Puis
le nuage a faibli. Mon ange aussi. Elle s'est fait un sang d'encre
trop longtemps, pour la vie, pour moi, pour ses enfants. L'encre est
restée dans son sang. Au début juste une petite dose bleue sur fond
rouge, toute petite écriture sous sa peau d'ivoire. Le soir, je
rentrais pour la laver, lui faire à manger parce qu 'elle
pouvait pas, pour mettre une chanson qu'elle entendait pas parce
qu'elle dormait et je l'écoutais pour elle, pour allumer un feu de
cheminée qu'elle aimait plus parce qu'elle pouvait plus supporter la
chaleur vivante des flammes sur le bois rougeoyant, brûlures rouges
et bleues comme son sang.
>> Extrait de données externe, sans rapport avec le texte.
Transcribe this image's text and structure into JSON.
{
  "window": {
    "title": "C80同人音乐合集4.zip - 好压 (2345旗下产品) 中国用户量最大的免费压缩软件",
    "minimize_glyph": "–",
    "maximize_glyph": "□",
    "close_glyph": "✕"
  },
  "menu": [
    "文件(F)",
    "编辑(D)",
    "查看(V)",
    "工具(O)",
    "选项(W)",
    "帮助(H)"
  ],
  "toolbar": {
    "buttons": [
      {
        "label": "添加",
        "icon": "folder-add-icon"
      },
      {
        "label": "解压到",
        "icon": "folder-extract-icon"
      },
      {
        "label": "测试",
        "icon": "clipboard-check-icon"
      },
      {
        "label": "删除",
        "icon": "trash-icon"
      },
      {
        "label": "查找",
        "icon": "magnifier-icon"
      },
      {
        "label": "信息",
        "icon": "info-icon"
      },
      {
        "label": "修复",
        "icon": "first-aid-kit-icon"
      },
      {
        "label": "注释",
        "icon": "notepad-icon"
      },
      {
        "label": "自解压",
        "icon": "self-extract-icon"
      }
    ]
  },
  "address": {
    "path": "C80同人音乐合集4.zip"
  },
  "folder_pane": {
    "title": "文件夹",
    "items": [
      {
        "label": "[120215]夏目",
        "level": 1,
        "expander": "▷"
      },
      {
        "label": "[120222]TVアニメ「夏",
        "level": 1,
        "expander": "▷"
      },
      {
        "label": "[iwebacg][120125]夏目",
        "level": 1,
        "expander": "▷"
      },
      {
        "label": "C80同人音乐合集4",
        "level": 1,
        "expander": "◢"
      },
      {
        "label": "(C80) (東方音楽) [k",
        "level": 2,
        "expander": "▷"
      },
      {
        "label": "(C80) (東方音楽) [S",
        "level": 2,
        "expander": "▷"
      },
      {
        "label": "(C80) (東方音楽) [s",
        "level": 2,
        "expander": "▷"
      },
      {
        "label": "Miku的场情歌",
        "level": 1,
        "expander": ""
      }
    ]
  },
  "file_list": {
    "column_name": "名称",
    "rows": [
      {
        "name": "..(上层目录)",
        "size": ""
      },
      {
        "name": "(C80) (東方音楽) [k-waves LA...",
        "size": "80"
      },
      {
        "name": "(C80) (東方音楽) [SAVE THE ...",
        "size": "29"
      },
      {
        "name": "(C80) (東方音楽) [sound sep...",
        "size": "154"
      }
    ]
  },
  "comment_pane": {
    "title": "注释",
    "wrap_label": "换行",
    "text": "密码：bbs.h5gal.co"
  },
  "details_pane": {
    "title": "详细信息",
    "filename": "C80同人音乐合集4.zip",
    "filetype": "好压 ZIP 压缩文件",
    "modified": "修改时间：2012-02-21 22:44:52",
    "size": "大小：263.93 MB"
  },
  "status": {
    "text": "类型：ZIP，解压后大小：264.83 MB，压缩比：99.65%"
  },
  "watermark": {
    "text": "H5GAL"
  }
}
Je l'aimais. Je l'aimais tout le temps. Je
l'aimais au quotidien. Je l'aimais quand je lui racontais le ciel au
bleu de ses yeux, sur ma vie pour toujours. Je l'aimais dans son
sourire attristé. Je la veillais, je caressais sa peau dans son
sommeil avec la lune comme compagne et confidente. Peu à peu l'encre
a bu tout le sang et le bleu de ses yeux s'est noyé dans ses veines.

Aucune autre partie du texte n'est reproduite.